Sayın milletvekilleri, tabii hekimlerin özlük hakları ile maaşlarının emekliliklerine yansıyacak şekilde yeniden düzenlenmesi ve özellikle de eğitim hastanelerindeki eğitim elemanlarının özlük haklarının üniversite hastanelerinde çalışan aynı meslek gruplarıyla beraber olması gerekmektedir. Bu konuda da çok ciddi noktada şikâyetler vardır. Yani eğitim hastanelerindeki bir insanımızın aldığı maaşla veyahut da emeklilikte almış olduğu maaşla, işte üniversite hastanelerinde çalışan hekimler arasında çok büyük oransızlık vardır. Şu anda, işte, en yakın Ankara Numune Hastanesi; Ankara Numune Hastanesindeki bir eğitici uzmanımız -orada profesör de çalışıyor, doçent de çalışıyor, eğitici olarak çalışıyor- emekli olursa aldığı maaş 2 bin lira, eğer aynı arkadaşımız tıp fakültesinden, üniversite hastanesinden emekli olursa orada aldığı maaş 4 bin liradır. Bu çok büyük bir adaletsizliktir.

Bu noktada özellikle Sağlık Bakanlığımızdan, işte Maliye Bakanlığımızdan ilgi beklenilmektedir. Yani, bu tür adaletsizliklerin mutlaka ortadan kaldırılması gerekmektedir. Ayrıca hekimlerin özlük hakları ve maaşları eğitimleri, görev esnasındaki zorluk ve riskler göz önüne alınarak yeniden düzenlenmelidir. Özellikle diyoruz çünkü şu anda hekim camiasının olsun veyahut da diğer yardımcı sağlık personelinin olsun nöbetle ilgili çok ciddi sorunları vardır. Hekimler ve diğer sağlık personelleri yani yeri geldiği zaman yirmi dört saat nöbet tutuyorlar ve alınan nöbet ücretleri veyahut verilen nöbet ücretlerinin ne kadar komik olduğunu da söylemek mecburiyetindeyiz.

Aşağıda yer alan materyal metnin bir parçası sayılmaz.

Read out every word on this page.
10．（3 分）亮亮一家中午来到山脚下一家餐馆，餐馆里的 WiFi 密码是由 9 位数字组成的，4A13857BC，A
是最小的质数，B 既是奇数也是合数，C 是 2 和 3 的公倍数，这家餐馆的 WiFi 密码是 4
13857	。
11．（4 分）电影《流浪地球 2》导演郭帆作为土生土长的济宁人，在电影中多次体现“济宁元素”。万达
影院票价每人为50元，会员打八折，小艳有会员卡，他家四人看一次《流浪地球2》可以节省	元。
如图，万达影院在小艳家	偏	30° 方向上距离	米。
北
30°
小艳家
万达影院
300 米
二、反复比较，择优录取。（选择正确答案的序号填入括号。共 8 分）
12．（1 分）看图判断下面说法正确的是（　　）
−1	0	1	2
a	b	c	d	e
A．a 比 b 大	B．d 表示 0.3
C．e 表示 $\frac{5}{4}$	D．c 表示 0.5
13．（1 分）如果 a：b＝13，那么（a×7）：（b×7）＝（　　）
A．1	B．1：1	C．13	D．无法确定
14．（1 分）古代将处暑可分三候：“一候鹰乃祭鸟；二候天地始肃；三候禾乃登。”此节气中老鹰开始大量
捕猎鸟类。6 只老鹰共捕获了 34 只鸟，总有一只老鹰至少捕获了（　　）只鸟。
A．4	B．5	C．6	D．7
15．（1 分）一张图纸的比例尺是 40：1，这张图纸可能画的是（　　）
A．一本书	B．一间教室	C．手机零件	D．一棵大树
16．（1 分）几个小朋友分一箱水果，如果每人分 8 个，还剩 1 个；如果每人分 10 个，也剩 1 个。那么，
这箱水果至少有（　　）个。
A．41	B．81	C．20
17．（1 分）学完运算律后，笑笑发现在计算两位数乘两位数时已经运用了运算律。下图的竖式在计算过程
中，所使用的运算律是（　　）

Bunların yanında, üniversite ve eğitim hastanelerinde çalışan hekimler ile hizmet hastanelerinde çalışan hekimlerin aynı statüde değerlendirilmesi çok yanlıştır. Dolayısıyla da bu yönde olarak da yani sağlıktaki eğitimde yapılacak en büyük darbelerden biridir. Bu hastanelerde bir yandan eğitim süreci sağlanırken bir yandan kariyerle ilgili yapılan çeşitli iyileştirmeler de beraberinde yapılmalıdır.

Sayın milletvekilleri, sağlıktaki bir diğer garabet durum da sağlık sistemine bir yarar sağlamayan, çalışanlar arasında huzursuzluk getiren, sağlık harcamalarını gerçek dışı olarak artıran döner sermaye uygulamasının yeniden düzenlenmesi konusudur. Sağlıkta bir süredir uygulanan döner sermaye sistemi özlük haklarında veya maaşlardaki düzenlemeler yapıldıktan sonra tekrar mutlaka revize edilmelidir çünkü bu tip bir döner sermaye uygulaması sağlık çalışanlarına biraz maddi destek dışında sisteme hiçbir yarar sağlamamış, aksine sağlık çalışanlarının huzurunu bozmuş ve sağlık harcamalarını gerçek dışı olarak artırmıştır. Bu sistem mutlaka ama mutlaka revize edilmeli, değiştirilmelidir.

Bunun yerine, kamuda mesai dışı çalışmak isteyen hekimlere ve onlar ile birlikte çalışacak diğer sağlık personeline ücretini vatandaştan almak kaydıyla fazla mesai uygulamasına farklı boyutlarda geçilebilir. Şu anda getirmekte olduğumuz, tabii, kanunda bazı düzenlemeler var ama bunların çok yeterli olduğunu biz söylemiyoruz. Aynı tablonun yani üniversite hastanelerindeki hekimlere verilen o bazı yetkilerin diğer devlet hastanelerinde çalışan hekimlere de verilmesinde fayda vardır.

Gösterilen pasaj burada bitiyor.